Nowadays, modern incinerators maintain furnace temperatures above 850 degrees Celsius, ensuring that dioxins are completely decomposed. Any trace amounts that re-form as flue gases cool are captured by activated carbon and bag filters, and heavy metals and acidic gases are trapped through other solutions.

“Only clean smoke is released into the sky,” said Wu Yuefeng, deputy general manager of the managing company of the Laogang waste disposal base.

Even the ash is put to use. Bottom ash, accounting for about 20 percent of the waste, contains iron, copper, aluminum and even trace amounts of gold and silver.

At the Fushan Circular Economy Industrial Park in Guangzhou — the facility with the coffee-serving observation tower — the 600,000 tonnes of ash produced in 2025 were processed into eco-friendly brick materials for roads and buildings.

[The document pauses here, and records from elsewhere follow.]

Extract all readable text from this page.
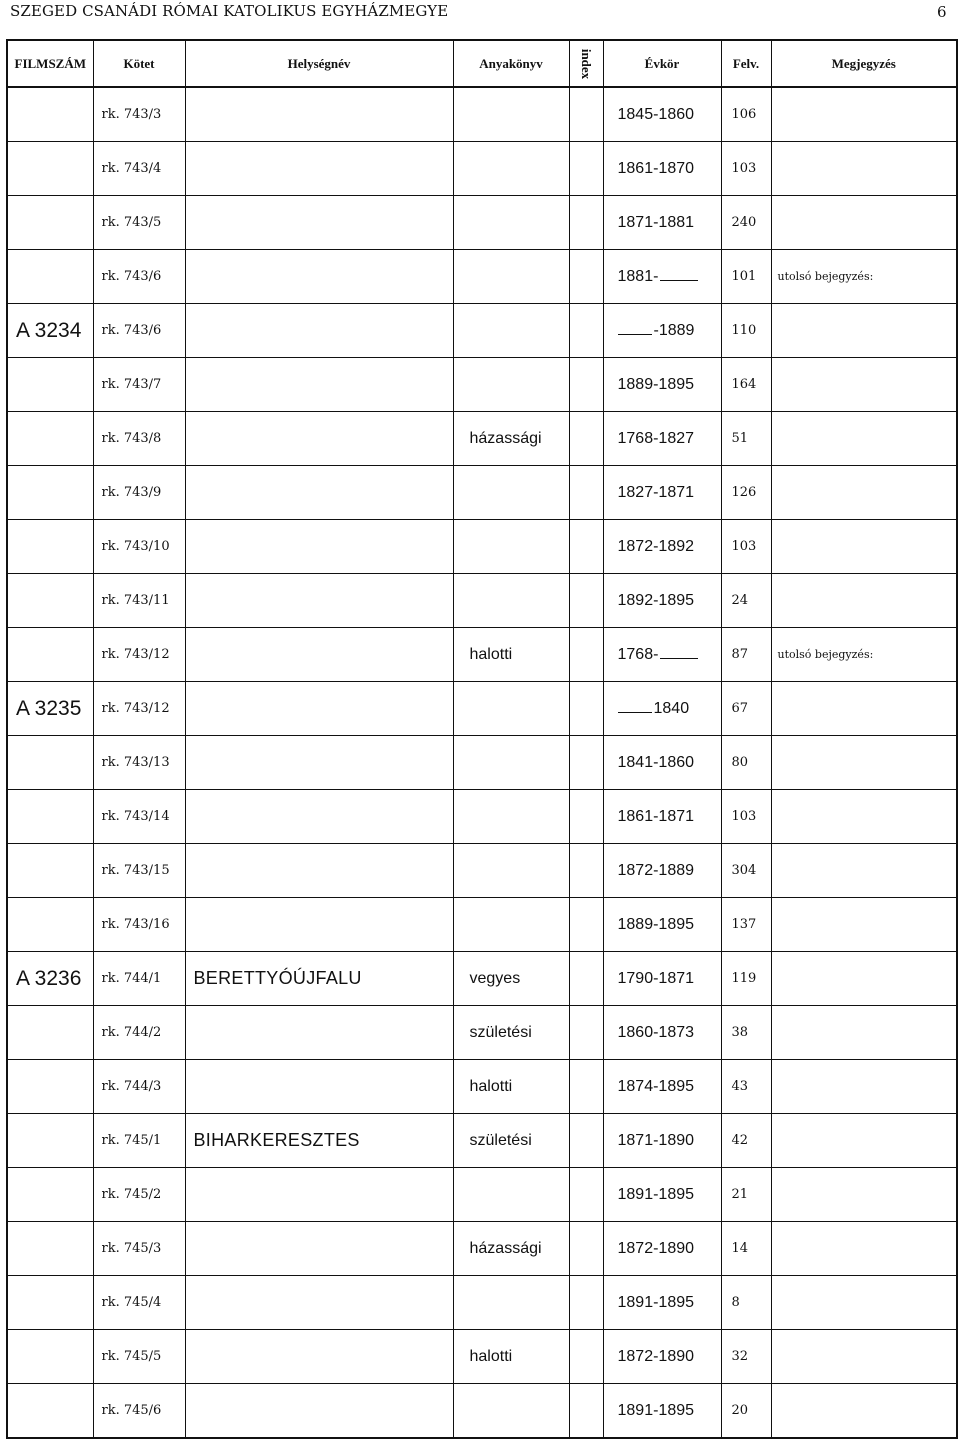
SZEGED CSANÁDI RÓMAI KATOLIKUS EGYHÁZMEGYE	6
FILMSZÁM	Kötet	Helységnév	Anyakönyv	index	Évkör	Felv.	Megjegyzés
	rk. 743/3				1845-1860	106	
	rk. 743/4				1861-1870	103	
	rk. 743/5				1871-1881	240	
	rk. 743/6				1881-	101	utolsó bejegyzés:
A 3234	rk. 743/6				-1889	110	
	rk. 743/7				1889-1895	164	
	rk. 743/8		házassági		1768-1827	51	
	rk. 743/9				1827-1871	126	
	rk. 743/10				1872-1892	103	
	rk. 743/11				1892-1895	24	
	rk. 743/12		halotti		1768-	87	utolsó bejegyzés:
A 3235	rk. 743/12				1840	67	
	rk. 743/13				1841-1860	80	
	rk. 743/14				1861-1871	103	
	rk. 743/15				1872-1889	304	
	rk. 743/16				1889-1895	137	
A 3236	rk. 744/1	BERETTYÓÚJFALU	vegyes		1790-1871	119	
	rk. 744/2		születési		1860-1873	38	
	rk. 744/3		halotti		1874-1895	43	
	rk. 745/1	BIHARKERESZTES	születési		1871-1890	42	
	rk. 745/2				1891-1895	21	
	rk. 745/3		házassági		1872-1890	14	
	rk. 745/4				1891-1895	8	
	rk. 745/5		halotti		1872-1890	32	
	rk. 745/6				1891-1895	20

Zhong Zhuoyan, general manager of the park’s operating company, added that they truly squeeze every last drop of value from the waste.

Official data has shown that by November 2025, incineration had accounted for 78.1 percent of China’s urban household waste treatment capacity, up 19.2 percentage points from the end of 2020.

China now accounts for about 60 percent of global waste incineration capacity, far surpassing the combined total of Europe, the United States and Japan.

Moving from garbage siege to the disappearance of waste mountains, China has accomplished in 10 years what took developed countries 30 years, experts said, noting that during the 15th Five-Year Plan period (2026-2030), China’s waste treatment sector is set to further shift from harmless disposal to resources recovery. These dynamic changes are painting a rosy picture of a Beautiful China.